For our categorical variables (which we stored in categorical_features) we’re going to create a Pipeline called categorical_transformer which uses SimpleImputer() to fill in the missing values and then uses the selected encoder from Category Encoders. For the numeric data, we’ll fill in any missing values with the mean using SimpleImputer(), then we’ll scale the data using StandardScaler(). Then we’ll use the ColumnTransformer() to run our numeric and categorical transformer pipelines to preprocess our data.

Finally, we can define another Pipeline to describe the preprocessor step above, and pass in the details on the model we selected. We then fit() the model and preprocessor on the X_train and y_train data and it runs everything for us. Once that’s done, we can then use the fitted model to predict against X_test and return the data in y_pred. Then, it’s simply a case of calculating some performance metrics and appending the output to the dataframe of results we created above.

for key in encoders:

    categorical_transformer = Pipeline(
        steps=[
            ('imputer', SimpleImputer(strategy='constant', fill_value='missing')),
            ('encoder', encoders[key]())
        ]
    )    

    numeric_transformer = Pipeline(
        steps=[
            ('imputer', SimpleImputer(strategy='mean')),
            ('scaler', StandardScaler())
        ]
    )

    preprocessor = ColumnTransformer(
        transformers=[
            ('numerical', numeric_transformer, numeric_features),
            ('categorical', categorical_transformer, categorical_features)
        ]
    )

    pipe = Pipeline(
        steps=[
            ('preprocessor', preprocessor),
            ('classifier', selected_model)
        ]
    )

    model = pipe.fit(X_train, y_train)
    y_pred = model.predict(X_test)

    row = {
        'encoder': key,
        'f1': f1_score(y_test, y_pred, average='macro'),
        'accuracy': accuracy_score(y_test, y_pred),
        'roc': roc_auc_score(y_test, y_pred)
    }

    df_results = df_results.append(row, ignore_index=True)

If you print out the results and rank them by the AUC ROC you’ll be able to see which approach worked best on the data set. As with hyperparameter tuning, you may find that you can improve the results by tweaking the parameters used.

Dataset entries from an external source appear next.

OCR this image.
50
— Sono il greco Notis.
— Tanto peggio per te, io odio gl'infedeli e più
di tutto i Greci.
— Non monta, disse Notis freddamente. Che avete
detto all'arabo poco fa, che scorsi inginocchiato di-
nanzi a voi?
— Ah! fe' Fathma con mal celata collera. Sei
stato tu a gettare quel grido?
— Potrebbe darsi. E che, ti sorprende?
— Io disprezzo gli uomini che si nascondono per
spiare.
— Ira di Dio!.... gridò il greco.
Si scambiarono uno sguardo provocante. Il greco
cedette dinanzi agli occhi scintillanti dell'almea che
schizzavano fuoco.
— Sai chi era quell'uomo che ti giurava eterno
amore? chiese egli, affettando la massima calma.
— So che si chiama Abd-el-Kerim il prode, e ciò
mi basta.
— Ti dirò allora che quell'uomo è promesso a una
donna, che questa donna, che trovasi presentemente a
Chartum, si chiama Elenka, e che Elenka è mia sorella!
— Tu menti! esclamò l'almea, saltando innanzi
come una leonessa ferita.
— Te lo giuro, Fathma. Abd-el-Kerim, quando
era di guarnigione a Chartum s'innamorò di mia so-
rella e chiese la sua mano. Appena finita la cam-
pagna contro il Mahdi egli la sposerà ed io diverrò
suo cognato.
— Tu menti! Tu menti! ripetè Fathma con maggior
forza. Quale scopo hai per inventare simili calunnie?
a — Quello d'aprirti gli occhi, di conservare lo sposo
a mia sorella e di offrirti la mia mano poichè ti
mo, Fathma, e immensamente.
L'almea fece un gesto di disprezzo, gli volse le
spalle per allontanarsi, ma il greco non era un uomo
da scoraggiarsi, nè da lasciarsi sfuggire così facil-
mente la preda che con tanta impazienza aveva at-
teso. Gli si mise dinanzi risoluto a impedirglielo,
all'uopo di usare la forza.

df_results.head(20).sort_values(by='roc')

	encoder	f1	accuracy	roc
8	LeaveOneOutEncoder	0.431043	0.757601	0.500000
4	HashingEncoder	0.792972	0.860784	0.770418
1	BaseNEncoder	0.812706	0.871021	0.794404
2	BinaryEncoder	0.812706	0.871021	0.794404
3	CatBoostEncoder	0.811457	0.869280	0.794979
0	BackwardDifferenceEncoder	0.814305	0.872249	0.795646
10	OrdinalEncoder	0.814305	0.872249	0.795646
9	MEstimateEncoder	0.813458	0.870816	0.796567
14	WOEEncoder	0.814858	0.872249	0.796938
11	PolynomialEncoder	0.814049	0.871225	0.797124
13	TargetEncoder	0.814175	0.871123	0.797631
5	HelmertEncoder	0.815163	0.872249	0.797656
6	JamesSteinEncoder	0.815577	0.872556	0.798002
7	OneHotEncoder	0.815463	0.872351	0.798154
12	SumEncoder	0.815463	0.872351	0.798154

Transforming specific columns

Although I didn’t use this approach in the intentionally simple example above, you can (and should) use the transformers on specific columns, rather than applying them in a less targeted fashion.

By default, if you don’t pass in any arguments to an encoder it will run on every non-numeric column. However, if you pass in a list of specific column names, you can apply the encoding to specific fields.